What the Supreme Court's copyright rulings mean for you
Peter Nowak, CBC.ca
The Supreme Court on Thursday issued a raft of landmark copyright decisions that will affect how Canadians listen to and buy music online.
It also kept open the doors to the kinds of research materials, primarily photocopies, that will be available freely to students.
With the large number of simultaneous decisions — five in total — and a considerable amount of legalese to wade through, experts on all sides of the arguments are still figuring out what everything means.
Here, though, is a quick summary of what the rulings appear to mean for the average consumer and student.
Music downloads
In what is perhaps the most wide-ranging of the decisions, the Supreme Court decided against an industry plan that would have authorized the collection of additional royalties on music downloaded through services such as Apple's iTunes.

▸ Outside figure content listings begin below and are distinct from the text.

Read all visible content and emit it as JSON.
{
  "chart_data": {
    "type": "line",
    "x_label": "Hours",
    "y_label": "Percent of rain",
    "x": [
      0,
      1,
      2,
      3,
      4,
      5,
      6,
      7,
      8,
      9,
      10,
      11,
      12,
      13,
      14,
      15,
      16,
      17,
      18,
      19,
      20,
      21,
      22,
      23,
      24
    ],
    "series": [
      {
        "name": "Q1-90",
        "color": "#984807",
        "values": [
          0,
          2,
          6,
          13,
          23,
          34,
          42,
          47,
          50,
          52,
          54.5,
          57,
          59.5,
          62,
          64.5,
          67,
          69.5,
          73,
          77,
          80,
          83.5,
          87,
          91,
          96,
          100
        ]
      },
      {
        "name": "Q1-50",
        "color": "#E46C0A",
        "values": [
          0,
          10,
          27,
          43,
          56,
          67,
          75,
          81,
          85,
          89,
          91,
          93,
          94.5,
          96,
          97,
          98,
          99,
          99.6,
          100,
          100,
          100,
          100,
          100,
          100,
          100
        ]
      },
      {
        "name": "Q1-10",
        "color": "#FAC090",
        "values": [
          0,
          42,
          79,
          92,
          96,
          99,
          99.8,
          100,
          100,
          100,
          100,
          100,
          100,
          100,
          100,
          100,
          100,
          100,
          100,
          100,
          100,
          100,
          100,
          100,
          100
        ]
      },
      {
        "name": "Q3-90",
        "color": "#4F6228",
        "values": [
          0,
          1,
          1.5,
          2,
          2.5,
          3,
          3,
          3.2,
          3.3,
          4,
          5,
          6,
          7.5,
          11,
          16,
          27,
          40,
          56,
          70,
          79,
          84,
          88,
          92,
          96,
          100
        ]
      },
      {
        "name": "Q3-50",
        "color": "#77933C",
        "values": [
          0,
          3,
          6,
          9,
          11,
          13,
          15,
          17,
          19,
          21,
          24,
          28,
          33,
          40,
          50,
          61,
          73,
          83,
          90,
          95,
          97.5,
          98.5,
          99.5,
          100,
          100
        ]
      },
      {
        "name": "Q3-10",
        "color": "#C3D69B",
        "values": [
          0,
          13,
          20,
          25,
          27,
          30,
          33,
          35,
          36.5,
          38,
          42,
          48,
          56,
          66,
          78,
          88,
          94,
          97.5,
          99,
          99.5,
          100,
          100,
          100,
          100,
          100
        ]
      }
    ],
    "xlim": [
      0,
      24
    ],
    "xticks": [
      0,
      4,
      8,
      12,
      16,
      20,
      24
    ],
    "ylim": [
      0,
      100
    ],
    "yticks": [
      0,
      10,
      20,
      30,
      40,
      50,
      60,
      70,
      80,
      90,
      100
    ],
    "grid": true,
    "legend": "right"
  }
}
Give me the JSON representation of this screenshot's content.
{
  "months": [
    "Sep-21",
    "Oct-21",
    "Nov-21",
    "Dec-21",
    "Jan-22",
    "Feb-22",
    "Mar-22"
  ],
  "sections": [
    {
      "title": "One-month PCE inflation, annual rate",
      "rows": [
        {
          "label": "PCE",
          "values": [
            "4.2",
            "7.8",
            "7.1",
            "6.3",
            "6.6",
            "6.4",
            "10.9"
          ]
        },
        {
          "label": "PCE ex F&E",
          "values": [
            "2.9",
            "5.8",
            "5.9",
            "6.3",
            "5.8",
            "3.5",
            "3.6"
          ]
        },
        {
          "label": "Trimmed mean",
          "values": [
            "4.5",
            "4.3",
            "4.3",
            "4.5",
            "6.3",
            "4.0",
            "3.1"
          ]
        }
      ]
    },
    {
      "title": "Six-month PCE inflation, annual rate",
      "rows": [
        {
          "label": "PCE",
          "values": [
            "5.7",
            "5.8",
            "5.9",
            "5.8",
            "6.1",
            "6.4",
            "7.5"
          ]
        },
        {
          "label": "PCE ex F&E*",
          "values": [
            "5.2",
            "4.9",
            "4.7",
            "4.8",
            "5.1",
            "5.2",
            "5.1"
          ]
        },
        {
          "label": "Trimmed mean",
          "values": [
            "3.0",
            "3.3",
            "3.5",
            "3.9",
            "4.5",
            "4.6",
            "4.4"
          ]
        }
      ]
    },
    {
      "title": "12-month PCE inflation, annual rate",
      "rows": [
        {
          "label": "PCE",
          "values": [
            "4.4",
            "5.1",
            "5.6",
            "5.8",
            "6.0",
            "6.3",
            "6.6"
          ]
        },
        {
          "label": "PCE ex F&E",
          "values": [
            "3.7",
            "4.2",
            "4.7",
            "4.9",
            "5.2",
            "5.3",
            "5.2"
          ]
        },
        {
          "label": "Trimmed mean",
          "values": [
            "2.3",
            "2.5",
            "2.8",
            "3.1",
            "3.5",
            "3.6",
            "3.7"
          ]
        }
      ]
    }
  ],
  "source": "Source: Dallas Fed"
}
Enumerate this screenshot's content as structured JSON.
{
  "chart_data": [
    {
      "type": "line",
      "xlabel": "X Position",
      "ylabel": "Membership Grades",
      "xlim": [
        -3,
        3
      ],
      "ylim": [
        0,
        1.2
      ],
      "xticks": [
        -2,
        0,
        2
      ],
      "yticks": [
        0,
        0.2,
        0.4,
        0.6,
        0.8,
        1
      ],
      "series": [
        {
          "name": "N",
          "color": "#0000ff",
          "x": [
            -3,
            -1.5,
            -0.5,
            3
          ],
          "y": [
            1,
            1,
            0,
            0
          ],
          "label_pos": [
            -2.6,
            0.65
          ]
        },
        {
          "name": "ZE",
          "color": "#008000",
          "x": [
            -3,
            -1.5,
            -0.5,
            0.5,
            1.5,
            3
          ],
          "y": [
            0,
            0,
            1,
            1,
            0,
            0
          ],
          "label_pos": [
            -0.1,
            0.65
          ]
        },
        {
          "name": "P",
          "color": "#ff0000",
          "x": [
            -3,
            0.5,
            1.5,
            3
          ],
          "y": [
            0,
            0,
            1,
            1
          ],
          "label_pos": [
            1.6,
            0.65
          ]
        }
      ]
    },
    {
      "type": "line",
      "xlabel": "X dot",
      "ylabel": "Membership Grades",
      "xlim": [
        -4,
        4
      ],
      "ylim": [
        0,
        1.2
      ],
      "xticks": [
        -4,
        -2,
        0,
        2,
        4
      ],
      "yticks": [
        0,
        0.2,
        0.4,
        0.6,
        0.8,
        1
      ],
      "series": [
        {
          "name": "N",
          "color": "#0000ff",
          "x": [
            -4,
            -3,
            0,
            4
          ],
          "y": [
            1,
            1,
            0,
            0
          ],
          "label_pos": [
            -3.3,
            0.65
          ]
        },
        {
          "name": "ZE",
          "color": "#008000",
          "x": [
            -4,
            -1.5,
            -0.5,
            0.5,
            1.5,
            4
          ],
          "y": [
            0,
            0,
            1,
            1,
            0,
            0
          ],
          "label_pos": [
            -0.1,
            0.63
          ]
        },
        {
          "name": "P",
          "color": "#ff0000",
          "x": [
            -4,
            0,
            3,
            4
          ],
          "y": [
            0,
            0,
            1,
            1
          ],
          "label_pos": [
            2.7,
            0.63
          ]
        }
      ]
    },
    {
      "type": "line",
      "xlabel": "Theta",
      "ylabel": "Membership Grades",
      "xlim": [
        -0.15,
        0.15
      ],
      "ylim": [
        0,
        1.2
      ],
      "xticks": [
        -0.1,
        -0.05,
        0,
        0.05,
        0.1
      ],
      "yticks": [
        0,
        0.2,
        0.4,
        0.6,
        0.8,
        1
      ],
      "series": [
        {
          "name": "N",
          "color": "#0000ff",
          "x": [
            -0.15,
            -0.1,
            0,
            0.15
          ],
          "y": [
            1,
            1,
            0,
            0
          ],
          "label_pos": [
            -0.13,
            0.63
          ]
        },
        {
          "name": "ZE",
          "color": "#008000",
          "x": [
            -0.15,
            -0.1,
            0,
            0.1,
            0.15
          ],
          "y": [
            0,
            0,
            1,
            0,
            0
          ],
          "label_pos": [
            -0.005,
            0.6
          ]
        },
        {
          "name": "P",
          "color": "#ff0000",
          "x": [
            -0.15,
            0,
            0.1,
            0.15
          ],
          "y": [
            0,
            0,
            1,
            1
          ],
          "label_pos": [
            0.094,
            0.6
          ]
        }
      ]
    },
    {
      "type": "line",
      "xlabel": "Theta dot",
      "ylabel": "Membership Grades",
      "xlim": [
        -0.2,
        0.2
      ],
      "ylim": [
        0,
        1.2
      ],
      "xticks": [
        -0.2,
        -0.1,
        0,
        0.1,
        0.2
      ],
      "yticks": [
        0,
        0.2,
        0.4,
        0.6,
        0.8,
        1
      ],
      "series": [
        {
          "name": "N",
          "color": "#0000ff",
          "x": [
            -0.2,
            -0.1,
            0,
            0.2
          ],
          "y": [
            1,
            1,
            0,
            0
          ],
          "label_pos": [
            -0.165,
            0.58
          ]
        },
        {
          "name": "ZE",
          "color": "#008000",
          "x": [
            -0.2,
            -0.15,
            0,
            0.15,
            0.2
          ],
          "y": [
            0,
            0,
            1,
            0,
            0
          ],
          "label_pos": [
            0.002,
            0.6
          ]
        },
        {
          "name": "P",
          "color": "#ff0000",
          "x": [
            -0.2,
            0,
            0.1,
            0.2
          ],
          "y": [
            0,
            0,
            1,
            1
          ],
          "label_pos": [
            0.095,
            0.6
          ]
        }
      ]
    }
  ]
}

The court said that downloading a copy of a song is essentially the same as going to buy it in a store — so no additional royalties should be added beyond what the artist already gets through existing licensing agreements.
Had the original decision by the Copyright Board, the first arbiter on such matters, been upheld, there would have been new fees for the artist on downloaded materials, and experts say that music download services would have either had to swallow these costs or, more likely, raise prices.
So the Supreme Court's decision is good news for consumers. But the just-approved C-11 copyright law contains a provision that couldultimately invalidate this ruling. Observers say the entire battle over this particular aspect of royalties may therefore have to be fought again and that could take years to resolve.